Some aspects of the gameplay simply don't reach the level we'd expected, either. We were definitely disappointed with the fact that TR's enemies don't have the level of AI needed to take advantage of the game's strategic approach. For the most part, they exhibit Doom-level behaviour and just run straight for you (or worse, totally ignore you sniping them from afar), which isn't what you'd expect in a game so determined to rewrite the rulebook on MMO combat. We also felt a little let down by the density of quests in some areas. Perhaps we've been spoiled by WoW and its ilk, but having to go off and fight random monsters for a while just to level up enough to progress to the next zone felt backwards to us. Even if the process of killing random monsters has never been quite so much fun.
It would be remiss not to mention that we also experienced shocking technical problems with Tabula Rasa at first - horrible lag, random crashes and regular pauses in the gameplay, many of which ended up with us staring at our corpse when the game unfroze. A new patch released this week seems to have cleared up most of the problems, however, and we've not seen a crash since then - so for new players, at least, Tabula Rasa gets a relatively clean bill of health on the technical front. We'd strongly suggest a fairly powerful PC for the game, though; a system which runs World of Warcraft at high detail and full resolution may choke badly on Tabula Rasa. It's a memory hog, especially, and any system with less than 2GB will suffer from slow-down and stuttering.

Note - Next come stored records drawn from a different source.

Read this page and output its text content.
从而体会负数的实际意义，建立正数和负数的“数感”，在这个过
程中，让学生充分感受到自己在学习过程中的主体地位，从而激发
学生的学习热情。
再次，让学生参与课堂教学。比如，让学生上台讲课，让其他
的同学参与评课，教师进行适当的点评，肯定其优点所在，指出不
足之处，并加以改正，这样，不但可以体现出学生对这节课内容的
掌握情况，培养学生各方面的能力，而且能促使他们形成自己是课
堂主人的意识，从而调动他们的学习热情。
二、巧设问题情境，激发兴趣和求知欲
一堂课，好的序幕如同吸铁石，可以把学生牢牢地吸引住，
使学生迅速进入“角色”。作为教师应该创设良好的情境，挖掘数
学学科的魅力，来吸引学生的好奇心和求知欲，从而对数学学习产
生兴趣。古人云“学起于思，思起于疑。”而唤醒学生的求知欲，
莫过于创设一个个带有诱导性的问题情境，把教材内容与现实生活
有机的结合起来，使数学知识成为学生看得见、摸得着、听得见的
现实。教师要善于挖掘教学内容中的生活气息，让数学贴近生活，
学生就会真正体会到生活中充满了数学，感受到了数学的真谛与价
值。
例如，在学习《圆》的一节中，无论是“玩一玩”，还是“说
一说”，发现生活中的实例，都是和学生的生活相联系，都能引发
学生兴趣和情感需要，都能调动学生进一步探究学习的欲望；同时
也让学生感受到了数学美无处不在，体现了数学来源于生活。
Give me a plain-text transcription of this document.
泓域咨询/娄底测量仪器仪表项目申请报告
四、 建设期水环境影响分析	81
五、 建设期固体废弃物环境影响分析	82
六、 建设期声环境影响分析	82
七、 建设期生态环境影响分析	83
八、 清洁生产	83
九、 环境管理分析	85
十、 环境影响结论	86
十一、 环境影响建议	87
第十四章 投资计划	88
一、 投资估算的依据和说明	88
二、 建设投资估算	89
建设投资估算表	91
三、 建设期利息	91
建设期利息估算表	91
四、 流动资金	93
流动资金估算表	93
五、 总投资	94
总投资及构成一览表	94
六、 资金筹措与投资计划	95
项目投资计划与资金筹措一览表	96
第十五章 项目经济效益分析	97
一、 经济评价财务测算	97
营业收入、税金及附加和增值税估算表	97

After dozens of hours with the game, though, it's hard not to forgive most of Tabula Rasa's flaws - technical or otherwise. The weak crafting and occasional moments of dullness in its quests are lifted by a great combat system, and the moment when things "click" for you and you start to understand the utility of the different weapon types is one of those great gaming moments when a vista of opportunity opens in front of you. (Actually, there's another minor criticism; the game really needs to educate players properly about the weapons they're using, rather than expecting you to visit the website in order to find out about their differences.)
Massively multiplayer games are all evolving things, and we're very, very keen to watch Tabula Rasa's evolution. The initial launch is incredibly promising, more than anything else. Right now, it's imperfect - but it's great fun to play, and we don't regret investing dozens of hours into the game - which is fairly high praise, given how many great games are sitting half-played on top of our various consoles. It's not necessarily the future of MMORPGs, no; but it's got polish to rival WoW in many key places, it's got great ideas, it eliminates much of the hated grind, and it's got a combat system that's fast, fun and unique. So as for those filthy bugs... We're going to do our part. Are you?